A team of medical researchers led by University of Michigan doctors wanted to answer the question of whether black race associated with worse prostate cancer outcomes after controlling for variables such as access to care.
This question of racial disparity in regard to prostate cancer is important because African American men in the United States are more than twice as likely to die from prostate cancer as Caucasian men. The reason for the disparity, in black and white men with similar stages of prostate cancer disease, is still unclear, especially in regard to the contribution of biological versus non-biological differences.
The University of Michigan conducted an extensive study which concluded that the reason for the prostate cancer outcome disparity isn’t that black men intrinsically and biologically harbor more aggressive disease. The study stated that when provided the same access to treatment and care, black and white men have very similar cure rates.

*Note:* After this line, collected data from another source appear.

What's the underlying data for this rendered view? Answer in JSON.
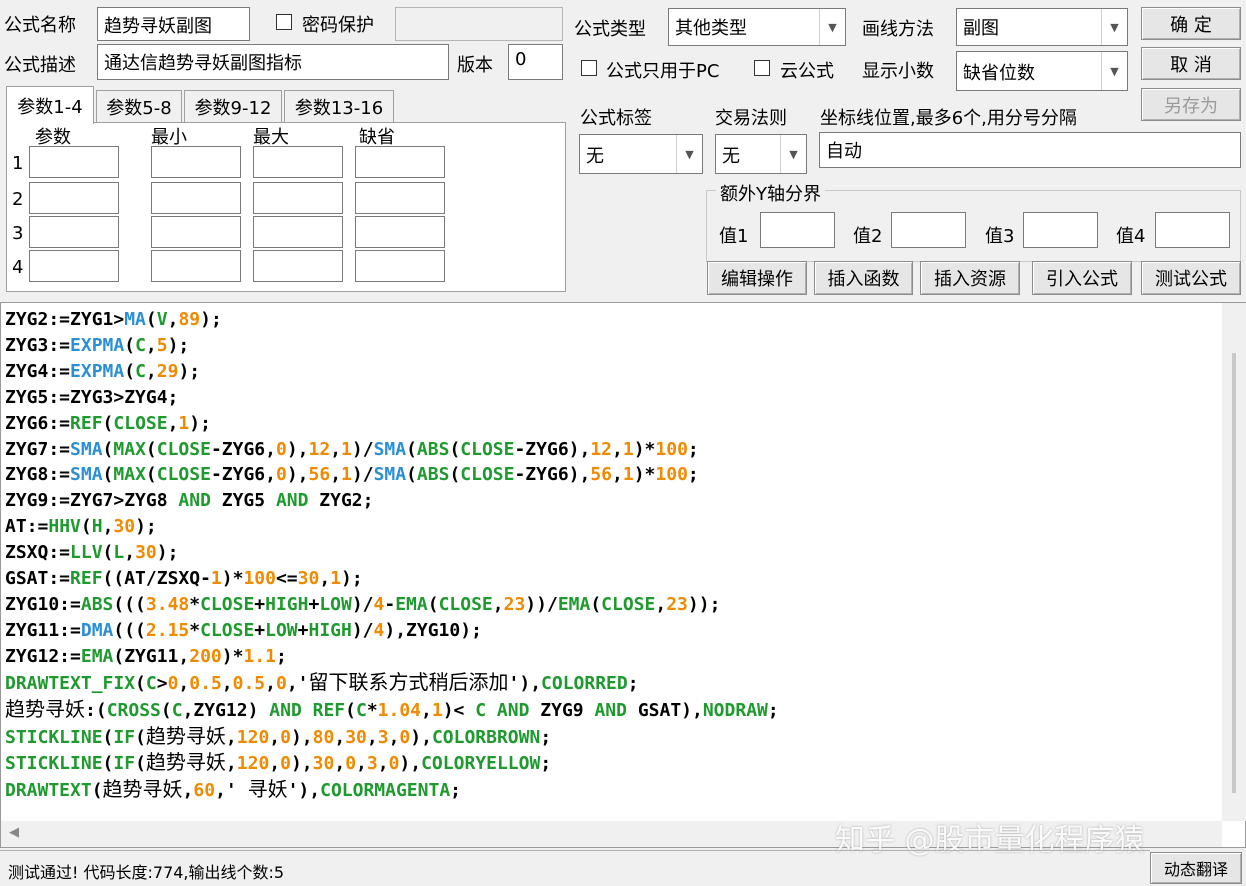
{
  "header": {
    "name_label": "公式名称",
    "name_value": "趋势寻妖副图",
    "password_label": "密码保护",
    "desc_label": "公式描述",
    "desc_value": "通达信趋势寻妖副图指标",
    "version_label": "版本",
    "version_value": "0",
    "type_label": "公式类型",
    "type_value": "其他类型",
    "draw_label": "画线方法",
    "draw_value": "副图",
    "pc_only_label": "公式只用于PC",
    "cloud_label": "云公式",
    "decimals_label": "显示小数",
    "decimals_value": "缺省位数"
  },
  "buttons": {
    "ok": "确 定",
    "cancel": "取 消",
    "save_as": "另存为",
    "edit_ops": "编辑操作",
    "insert_func": "插入函数",
    "insert_res": "插入资源",
    "import_formula": "引入公式",
    "test_formula": "测试公式",
    "dyn_translate": "动态翻译"
  },
  "tabs": [
    "参数1-4",
    "参数5-8",
    "参数9-12",
    "参数13-16"
  ],
  "params": {
    "col_param": "参数",
    "col_min": "最小",
    "col_max": "最大",
    "col_default": "缺省",
    "rows": [
      "1",
      "2",
      "3",
      "4"
    ]
  },
  "right": {
    "tag_label": "公式标签",
    "tag_value": "无",
    "rule_label": "交易法则",
    "rule_value": "无",
    "coord_label": "坐标线位置,最多6个,用分号分隔",
    "coord_value": "自动",
    "yaxis_label": "额外Y轴分界",
    "v1": "值1",
    "v2": "值2",
    "v3": "值3",
    "v4": "值4"
  },
  "code_tokens": [
    [
      [
        "d",
        "ZYG2:=ZYG1>"
      ],
      [
        "f",
        "MA"
      ],
      [
        "d",
        "("
      ],
      [
        "g",
        "V"
      ],
      [
        "d",
        ","
      ],
      [
        "n",
        "89"
      ],
      [
        "d",
        ");"
      ]
    ],
    [
      [
        "d",
        "ZYG3:="
      ],
      [
        "f",
        "EXPMA"
      ],
      [
        "d",
        "("
      ],
      [
        "g",
        "C"
      ],
      [
        "d",
        ","
      ],
      [
        "n",
        "5"
      ],
      [
        "d",
        ");"
      ]
    ],
    [
      [
        "d",
        "ZYG4:="
      ],
      [
        "f",
        "EXPMA"
      ],
      [
        "d",
        "("
      ],
      [
        "g",
        "C"
      ],
      [
        "d",
        ","
      ],
      [
        "n",
        "29"
      ],
      [
        "d",
        ");"
      ]
    ],
    [
      [
        "d",
        "ZYG5:=ZYG3>ZYG4;"
      ]
    ],
    [
      [
        "d",
        "ZYG6:="
      ],
      [
        "g",
        "REF"
      ],
      [
        "d",
        "("
      ],
      [
        "g",
        "CLOSE"
      ],
      [
        "d",
        ","
      ],
      [
        "n",
        "1"
      ],
      [
        "d",
        ");"
      ]
    ],
    [
      [
        "d",
        "ZYG7:="
      ],
      [
        "f",
        "SMA"
      ],
      [
        "d",
        "("
      ],
      [
        "g",
        "MAX"
      ],
      [
        "d",
        "("
      ],
      [
        "g",
        "CLOSE"
      ],
      [
        "d",
        "-ZYG6,"
      ],
      [
        "n",
        "0"
      ],
      [
        "d",
        "),"
      ],
      [
        "n",
        "12"
      ],
      [
        "d",
        ","
      ],
      [
        "n",
        "1"
      ],
      [
        "d",
        ")/"
      ],
      [
        "f",
        "SMA"
      ],
      [
        "d",
        "("
      ],
      [
        "g",
        "ABS"
      ],
      [
        "d",
        "("
      ],
      [
        "g",
        "CLOSE"
      ],
      [
        "d",
        "-ZYG6),"
      ],
      [
        "n",
        "12"
      ],
      [
        "d",
        ","
      ],
      [
        "n",
        "1"
      ],
      [
        "d",
        ")*"
      ],
      [
        "n",
        "100"
      ],
      [
        "d",
        ";"
      ]
    ],
    [
      [
        "d",
        "ZYG8:="
      ],
      [
        "f",
        "SMA"
      ],
      [
        "d",
        "("
      ],
      [
        "g",
        "MAX"
      ],
      [
        "d",
        "("
      ],
      [
        "g",
        "CLOSE"
      ],
      [
        "d",
        "-ZYG6,"
      ],
      [
        "n",
        "0"
      ],
      [
        "d",
        "),"
      ],
      [
        "n",
        "56"
      ],
      [
        "d",
        ","
      ],
      [
        "n",
        "1"
      ],
      [
        "d",
        ")/"
      ],
      [
        "f",
        "SMA"
      ],
      [
        "d",
        "("
      ],
      [
        "g",
        "ABS"
      ],
      [
        "d",
        "("
      ],
      [
        "g",
        "CLOSE"
      ],
      [
        "d",
        "-ZYG6),"
      ],
      [
        "n",
        "56"
      ],
      [
        "d",
        ","
      ],
      [
        "n",
        "1"
      ],
      [
        "d",
        ")*"
      ],
      [
        "n",
        "100"
      ],
      [
        "d",
        ";"
      ]
    ],
    [
      [
        "d",
        "ZYG9:=ZYG7>ZYG8 "
      ],
      [
        "g",
        "AND"
      ],
      [
        "d",
        " ZYG5 "
      ],
      [
        "g",
        "AND"
      ],
      [
        "d",
        " ZYG2;"
      ]
    ],
    [
      [
        "d",
        "AT:="
      ],
      [
        "g",
        "HHV"
      ],
      [
        "d",
        "("
      ],
      [
        "g",
        "H"
      ],
      [
        "d",
        ","
      ],
      [
        "n",
        "30"
      ],
      [
        "d",
        ");"
      ]
    ],
    [
      [
        "d",
        "ZSXQ:="
      ],
      [
        "g",
        "LLV"
      ],
      [
        "d",
        "("
      ],
      [
        "g",
        "L"
      ],
      [
        "d",
        ","
      ],
      [
        "n",
        "30"
      ],
      [
        "d",
        ");"
      ]
    ],
    [
      [
        "d",
        "GSAT:="
      ],
      [
        "g",
        "REF"
      ],
      [
        "d",
        "((AT/ZSXQ-"
      ],
      [
        "n",
        "1"
      ],
      [
        "d",
        ")*"
      ],
      [
        "n",
        "100"
      ],
      [
        "d",
        "<="
      ],
      [
        "n",
        "30"
      ],
      [
        "d",
        ","
      ],
      [
        "n",
        "1"
      ],
      [
        "d",
        ");"
      ]
    ],
    [
      [
        "d",
        "ZYG10:="
      ],
      [
        "g",
        "ABS"
      ],
      [
        "d",
        "((("
      ],
      [
        "n",
        "3.48"
      ],
      [
        "d",
        "*"
      ],
      [
        "g",
        "CLOSE"
      ],
      [
        "d",
        "+"
      ],
      [
        "g",
        "HIGH"
      ],
      [
        "d",
        "+"
      ],
      [
        "g",
        "LOW"
      ],
      [
        "d",
        ")/"
      ],
      [
        "n",
        "4"
      ],
      [
        "d",
        "-"
      ],
      [
        "g",
        "EMA"
      ],
      [
        "d",
        "("
      ],
      [
        "g",
        "CLOSE"
      ],
      [
        "d",
        ","
      ],
      [
        "n",
        "23"
      ],
      [
        "d",
        "))/"
      ],
      [
        "g",
        "EMA"
      ],
      [
        "d",
        "("
      ],
      [
        "g",
        "CLOSE"
      ],
      [
        "d",
        ","
      ],
      [
        "n",
        "23"
      ],
      [
        "d",
        "));"
      ]
    ],
    [
      [
        "d",
        "ZYG11:="
      ],
      [
        "f",
        "DMA"
      ],
      [
        "d",
        "((("
      ],
      [
        "n",
        "2.15"
      ],
      [
        "d",
        "*"
      ],
      [
        "g",
        "CLOSE"
      ],
      [
        "d",
        "+"
      ],
      [
        "g",
        "LOW"
      ],
      [
        "d",
        "+"
      ],
      [
        "g",
        "HIGH"
      ],
      [
        "d",
        ")/"
      ],
      [
        "n",
        "4"
      ],
      [
        "d",
        "),ZYG10);"
      ]
    ],
    [
      [
        "d",
        "ZYG12:="
      ],
      [
        "g",
        "EMA"
      ],
      [
        "d",
        "(ZYG11,"
      ],
      [
        "n",
        "200"
      ],
      [
        "d",
        ")*"
      ],
      [
        "n",
        "1.1"
      ],
      [
        "d",
        ";"
      ]
    ],
    [
      [
        "g",
        "DRAWTEXT_FIX"
      ],
      [
        "d",
        "("
      ],
      [
        "g",
        "C"
      ],
      [
        "d",
        ">"
      ],
      [
        "n",
        "0"
      ],
      [
        "d",
        ","
      ],
      [
        "n",
        "0.5"
      ],
      [
        "d",
        ","
      ],
      [
        "n",
        "0.5"
      ],
      [
        "d",
        ","
      ],
      [
        "n",
        "0"
      ],
      [
        "d",
        ",'"
      ],
      [
        "c",
        "留下联系方式稍后添加"
      ],
      [
        "d",
        "'),"
      ],
      [
        "g",
        "COLORRED"
      ],
      [
        "d",
        ";"
      ]
    ],
    [
      [
        "c",
        "趋势寻妖"
      ],
      [
        "d",
        ":("
      ],
      [
        "g",
        "CROSS"
      ],
      [
        "d",
        "("
      ],
      [
        "g",
        "C"
      ],
      [
        "d",
        ",ZYG12) "
      ],
      [
        "g",
        "AND"
      ],
      [
        "d",
        " "
      ],
      [
        "g",
        "REF"
      ],
      [
        "d",
        "("
      ],
      [
        "g",
        "C"
      ],
      [
        "d",
        "*"
      ],
      [
        "n",
        "1.04"
      ],
      [
        "d",
        ","
      ],
      [
        "n",
        "1"
      ],
      [
        "d",
        ")< "
      ],
      [
        "g",
        "C"
      ],
      [
        "d",
        " "
      ],
      [
        "g",
        "AND"
      ],
      [
        "d",
        " ZYG9 "
      ],
      [
        "g",
        "AND"
      ],
      [
        "d",
        " GSAT),"
      ],
      [
        "g",
        "NODRAW"
      ],
      [
        "d",
        ";"
      ]
    ],
    [
      [
        "g",
        "STICKLINE"
      ],
      [
        "d",
        "("
      ],
      [
        "g",
        "IF"
      ],
      [
        "d",
        "("
      ],
      [
        "c",
        "趋势寻妖"
      ],
      [
        "d",
        ","
      ],
      [
        "n",
        "120"
      ],
      [
        "d",
        ","
      ],
      [
        "n",
        "0"
      ],
      [
        "d",
        "),"
      ],
      [
        "n",
        "80"
      ],
      [
        "d",
        ","
      ],
      [
        "n",
        "30"
      ],
      [
        "d",
        ","
      ],
      [
        "n",
        "3"
      ],
      [
        "d",
        ","
      ],
      [
        "n",
        "0"
      ],
      [
        "d",
        "),"
      ],
      [
        "g",
        "COLORBROWN"
      ],
      [
        "d",
        ";"
      ]
    ],
    [
      [
        "g",
        "STICKLINE"
      ],
      [
        "d",
        "("
      ],
      [
        "g",
        "IF"
      ],
      [
        "d",
        "("
      ],
      [
        "c",
        "趋势寻妖"
      ],
      [
        "d",
        ","
      ],
      [
        "n",
        "120"
      ],
      [
        "d",
        ","
      ],
      [
        "n",
        "0"
      ],
      [
        "d",
        "),"
      ],
      [
        "n",
        "30"
      ],
      [
        "d",
        ","
      ],
      [
        "n",
        "0"
      ],
      [
        "d",
        ","
      ],
      [
        "n",
        "3"
      ],
      [
        "d",
        ","
      ],
      [
        "n",
        "0"
      ],
      [
        "d",
        "),"
      ],
      [
        "g",
        "COLORYELLOW"
      ],
      [
        "d",
        ";"
      ]
    ],
    [
      [
        "g",
        "DRAWTEXT"
      ],
      [
        "d",
        "("
      ],
      [
        "c",
        "趋势寻妖"
      ],
      [
        "d",
        ","
      ],
      [
        "n",
        "60"
      ],
      [
        "d",
        ",' "
      ],
      [
        "c",
        "寻妖"
      ],
      [
        "d",
        "'),"
      ],
      [
        "g",
        "COLORMAGENTA"
      ],
      [
        "d",
        ";"
      ]
    ]
  ],
  "status_text": "测试通过! 代码长度:774,输出线个数:5",
  "watermark": "知乎 @股市量化程序猿"
}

However, black men get fewer prostate cancer screenings, and are more likely to be diagnosed with later-stage cancer. They are also less likely to have health insurance.
The study from the University of Michigan also suggests that when it comes to African American prostate cancer, health care, and socioeconomic factors play a larger role than genetics.
This study is very important to African American men and also for the physicians who treat them. The key takeaway is that now, more than ever, it is important for African American men to be proactive about their prostate health, and that a good first step in that direction is to initiate a discussion with a primary care physician or a urologist about the benefit of prostate cancer screening.
The University of Michigan study reviewed data on 306,100 men — 54,840 black men — ages 59 to 71 from the Veterans Affairs system and four other clinical trials.
Thanks to this study from the University of Michigan, urologists and other physicians now have evidence that prostate cancer outcomes in African Americans are substantially linked to access to care rather than genetic factors.